Good Hope approves zoning codes for manufactured homes

Published 8:23 pm Monday, December 28, 2020

GOOD HOPE — The Good Hope City Council passed an ordinance Monday night to amend the city’s zoning codes to limit the installation of mobile homes and manufactured homes inside the city limits. 

After holding the first reading of the ordinance at its meeting on Dec. 14, the council passed the ordinance after holding a second reading and having no one from the public speak for or against it.

Email newsletter signup

Under the amendment to the ordinance, new manufactured homes can only be installed in the city’s existing manufactured home parks or installed as a replacement for manufactured homes that are already in the city. Any new manufactured homes in the city will also be required to be no more that 15 years old.

Anyone already living in a manufactured home is grandfathered in to the amendment, and if they wish to replace theirs with a newer model, that will be allowed as long as they follow the new procedures set out in the amended ordinance.
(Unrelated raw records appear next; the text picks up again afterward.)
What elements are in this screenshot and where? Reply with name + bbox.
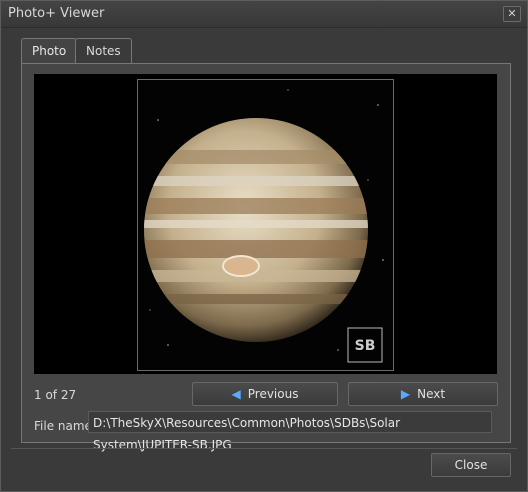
photo-frame: SB — [137, 79, 394, 371]
photo-counter: 1 of 27 — [34, 388, 77, 402]
tab-photo-label: Photo — [32, 44, 67, 58]
photo-panel: SB 1 of 27 ◀ Previous ▶ Next File name: D:… — [21, 63, 511, 452]
next-button[interactable]: ▶ Next — [348, 382, 498, 406]
photo-display-area: SB — [34, 74, 497, 374]
photo-viewer-window: Photo+ Viewer ✕ Photo Notes SB 1 of 27 ◀… — [0, 0, 528, 492]
previous-button-label: Previous — [247, 387, 299, 401]
footer-divider — [11, 448, 517, 449]
jupiter-photo: SB — [138, 80, 393, 370]
title-bar[interactable]: Photo+ Viewer ✕ — [1, 1, 527, 28]
file-name-label: File name: — [34, 419, 96, 433]
window-title: Photo+ Viewer — [8, 6, 105, 21]
previous-button[interactable]: ◀ Previous — [192, 382, 338, 406]
svg-text:SB: SB — [355, 338, 376, 354]
tab-photo[interactable]: Photo — [21, 38, 78, 65]
arrow-left-icon: ◀ — [231, 387, 241, 401]
tab-notes[interactable]: Notes — [75, 38, 132, 63]
arrow-right-icon: ▶ — [400, 387, 411, 401]
close-icon[interactable]: ✕ — [503, 6, 521, 22]
close-button[interactable]: Close — [431, 453, 511, 477]
file-name-field[interactable]: D:\TheSkyX\Resources\Common\Photos\SDBs\… — [88, 411, 492, 452]
tab-notes-label: Notes — [86, 44, 121, 58]
next-button-label: Next — [417, 387, 446, 401]
close-button-label: Close — [454, 458, 488, 472]
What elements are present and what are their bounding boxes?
However, installing a manufactured home on an individual basis will no longer be allowed in the city.

The amendment also sets new criteria for any new manufactured home parks that may be built inside the city, but Good Hope Mayor Jerry Bartlett clarified that the new criteria will only apply to new parks and not the two manufactured home parks that are already in the city. 
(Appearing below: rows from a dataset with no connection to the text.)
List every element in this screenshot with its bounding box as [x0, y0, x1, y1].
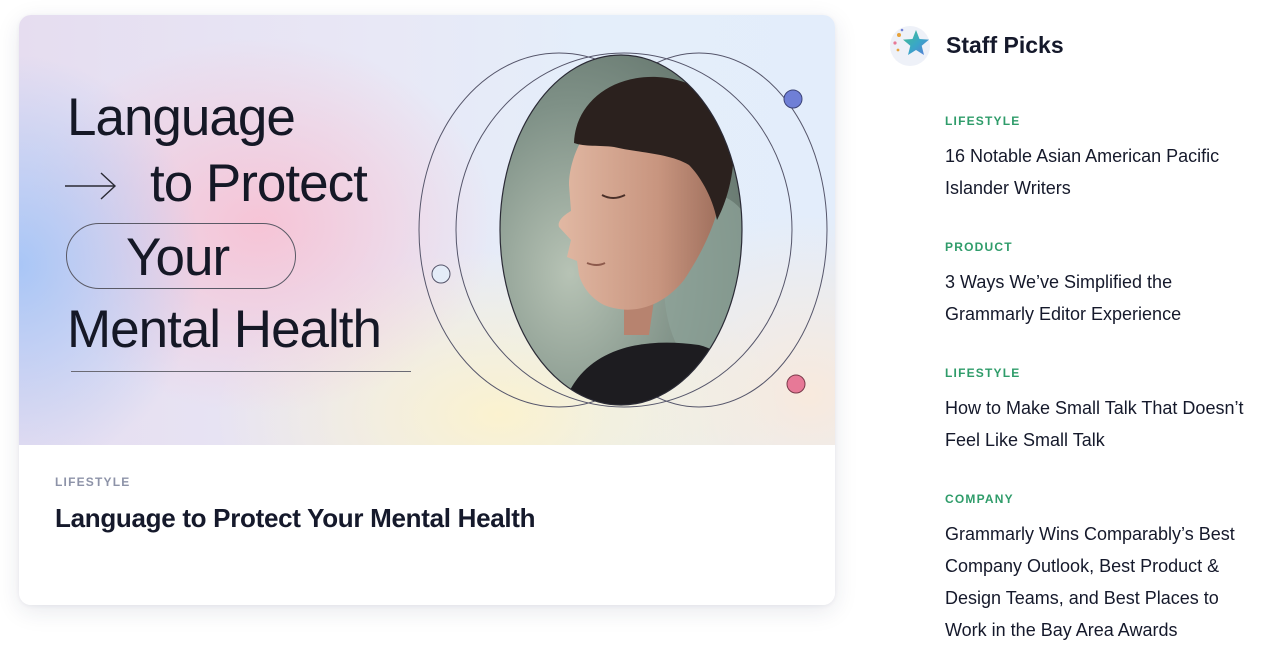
featured-card-body: LIFESTYLE Language to Protect Your Menta… — [19, 445, 835, 605]
featured-article-card[interactable]: Language to Protect Your Mental Health L… — [19, 15, 835, 605]
arrow-right-icon — [65, 172, 117, 200]
hero-line-3: Your — [126, 228, 230, 287]
staff-pick-item[interactable]: PRODUCT 3 Ways We’ve Simplified the Gram… — [945, 240, 1265, 330]
hero-line-4: Mental Health — [67, 300, 382, 359]
hero-line-2: to Protect — [150, 154, 368, 213]
staff-pick-item[interactable]: COMPANY Grammarly Wins Comparably’s Best… — [945, 492, 1265, 646]
staff-pick-title[interactable]: 16 Notable Asian American Pacific Island… — [945, 140, 1265, 204]
hero-underline — [71, 371, 411, 372]
staff-pick-title[interactable]: 3 Ways We’ve Simplified the Grammarly Ed… — [945, 266, 1265, 330]
sparkle-star-icon — [890, 26, 930, 66]
staff-pick-category[interactable]: PRODUCT — [945, 240, 1265, 254]
staff-pick-item[interactable]: LIFESTYLE 16 Notable Asian American Paci… — [945, 114, 1265, 204]
featured-category[interactable]: LIFESTYLE — [55, 475, 130, 489]
staff-pick-title[interactable]: Grammarly Wins Comparably’s Best Company… — [945, 518, 1265, 646]
staff-picks-header: Staff Picks — [888, 24, 1268, 70]
portrait-photo — [500, 55, 742, 405]
portrait-orbit-graphic — [418, 52, 828, 408]
staff-pick-category[interactable]: COMPANY — [945, 492, 1265, 506]
staff-pick-category[interactable]: LIFESTYLE — [945, 366, 1265, 380]
staff-pick-title[interactable]: How to Make Small Talk That Doesn’t Feel… — [945, 392, 1265, 456]
orbit-dot-white — [431, 264, 451, 284]
staff-picks-title: Staff Picks — [946, 32, 1064, 58]
featured-hero-image: Language to Protect Your Mental Health — [19, 15, 835, 445]
staff-pick-category[interactable]: LIFESTYLE — [945, 114, 1265, 128]
orbit-dot-blue — [783, 89, 803, 109]
featured-title[interactable]: Language to Protect Your Mental Health — [55, 503, 536, 534]
staff-pick-item[interactable]: LIFESTYLE How to Make Small Talk That Do… — [945, 366, 1265, 456]
hero-line-1: Language — [67, 88, 296, 147]
orbit-dot-pink — [786, 374, 806, 394]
If either of those two parks decides to expand, the new criteria set in the amended zoning ordinance will apply, he said. 

Bartlett said the city previously considered the installation of individual manufactured homes with a public hearing of the Board of Adjustments, and some of those meetings have involved neighbors who have argued and fought with each other when one wanted to put a manufactured home on their land and their neighbor opposed it. 

He said the amendment to the zoning ordinance is meant to alleviate some of the pressure on the board and hopefully prevent neighbors from arguing as they have in the past. 

“Our five guys on the Board of Adjustments have went through some really hard-fought meetings where people got their feelings hurt, and they’re neighbors,” he said after the council’s Dec. 14 meeting. “I just hated to see that, and I think this is fair.”

Bartlett said the amended ordinance will also hopefully let the city maximize the use of the property within the city. 

There are developers who want to build subdivisions or new businesses in the city, and there is a limited amount of space around Good Hope’s two interstate exits, so this will help ensure that the land is put to a good use, he said.

“We just want to do the best we can with what little bit we’ve got,” he said.